それを聞いた他の三人はちょっと暗澹たる気持ちになってしまった。
「それにしても、どうして今頃猪人間が現れたのかしら?雪は苦手じゃなかったのかな?」
恵那はいつものように不思議そうな顔をして素朴な疑問を呟いた。恵那は今からルコに髪を洗って貰うところだった。

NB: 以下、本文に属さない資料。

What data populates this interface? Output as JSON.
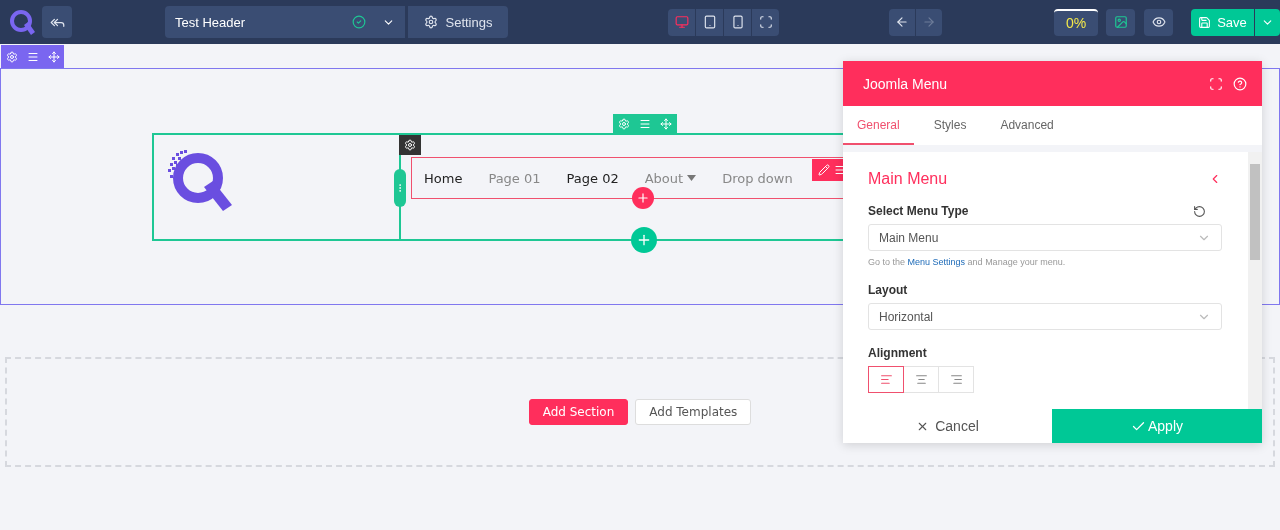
{
  "topbar": {
    "template_name": "Test Header",
    "settings_label": "Settings",
    "devices": [
      {
        "kind": "desktop",
        "selected": true
      },
      {
        "kind": "tablet",
        "selected": false
      },
      {
        "kind": "mobile",
        "selected": false
      },
      {
        "kind": "fullscreen",
        "selected": false
      }
    ],
    "history": [
      {
        "kind": "undo",
        "disabled": false
      },
      {
        "kind": "redo",
        "disabled": true
      }
    ],
    "progress": "0%",
    "save_label": "Save"
  },
  "canvas": {
    "menu_items": [
      {
        "label": "Home",
        "active": true,
        "has_dropdown": false
      },
      {
        "label": "Page 01",
        "active": false,
        "has_dropdown": false
      },
      {
        "label": "Page 02",
        "active": true,
        "has_dropdown": false
      },
      {
        "label": "About",
        "active": false,
        "has_dropdown": true
      },
      {
        "label": "Drop down",
        "active": false,
        "has_dropdown": false
      }
    ],
    "add_section": "Add Section",
    "add_templates": "Add Templates"
  },
  "panel": {
    "title": "Joomla Menu",
    "tabs": [
      {
        "label": "General",
        "selected": true
      },
      {
        "label": "Styles",
        "selected": false
      },
      {
        "label": "Advanced",
        "selected": false
      }
    ],
    "section_title": "Main Menu",
    "menu_type": {
      "label": "Select Menu Type",
      "value": "Main Menu"
    },
    "hint": {
      "before": "Go to the",
      "link": "Menu Settings",
      "after": "and Manage your menu."
    },
    "layout": {
      "label": "Layout",
      "value": "Horizontal"
    },
    "alignment": {
      "label": "Alignment",
      "options": [
        {
          "kind": "left",
          "selected": true
        },
        {
          "kind": "center",
          "selected": false
        },
        {
          "kind": "right",
          "selected": false
        }
      ]
    },
    "cancel": "Cancel",
    "apply": "Apply"
  }
}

その疑問に他の三人はぎょっとした顔をした。確かにおかしかった。今時期は、先程逃亡車が猪人間の村の鼻先を通過したが、今になっても全く動く気配さえなかった。その方が普通なのだ。
「マリー・ベル、どういう事か説明できる?」
ルコはマリー・ベルに聞いてみた。
「放浪種は進化途中の亜種や変種としても考えられております。それ故に今回は雪に対応できる猪人間の出現の前触れかもしれません」
「それって、凄くまずい事になりそうなのじゃが」
遙華の表情が曇った。
「おそらく猪人間の居住可能地域の北限が北上すると推察されます。また、それがこの島の猪人間の人口が増える事につながると推察されます」
「でも、進化って言うから時間が掛かるのでは?」
ルコは恵那の髪を洗い始めながらそう言った。
「それについては何とも言えません。ここ10年で、猪人間の数は倍増しております。数が増えれば、様々な種類の猪人間が誕生する可能性があると推察されます」
マリー・ベルは再び嫌な事を言ってきた。
「はあ、考えれば考えるほど、この世界は大変な事ばかりね……」
ルコはそう言うと溜息を付いた。
「ルコ、髪洗うの止めないでよ」
恵那は手が止まったルコに可愛らしく文句を言った。楽しみをお預けされた気分だったのだろう。
「ああ、ごめんなさい。お客様」
ルコはそう言うと再び恵那の髪を洗い始めた。
「そうそう、これ」
恵那はうっとりしていた。ルコのテクニックは日増しに上達しているようだった。
「猪人間の事もそうなのですが、この都市の人達の事はどう思いますか?」
瑠璃はちょっと深刻そうな顔をして聞いてきた。
「ああ、それは吾も心配に思うのじゃ。寛奈はよく統率していると思うのじゃが、周りの連中がなあ……」
遙華はそう言うと心配そうな顔になった。
ルコは恵那の髪からシャンプーを流しながら二人の話を聞いていた。
「射撃の腕もそうですが、戦闘体制への移行が鈍いような気がしますわ」
「それに今回新しく来た連中が……じゃな……」
遙華はそう言ってますます心配になってきているようだった。
「瑠璃から見て、この城塞で守り通せると思う?」
ルコは恵那の髪にコンディショナーを塗り込みながらそう聞いた。
「難しい質問ですね」
瑠璃はそう言うと考え込んでいた。
ルコが恵那の髪の余分なコンディショナーを洗い落とすまで考え込んでから、
「大丈夫な点を探しましたが、それが思い当たりませんでしたわ」
と瑠璃は失望する事を残念そうに言った。
「吾の番じゃな」
ロリっ子はそう言うと、湯船から出た。
「ルコ、今日もありがとう」
恵那はそう言うと、お湯に浸からないように髪をアップでまとめると上からタオルを巻いて、遙華の代わりに湯船に浸かった。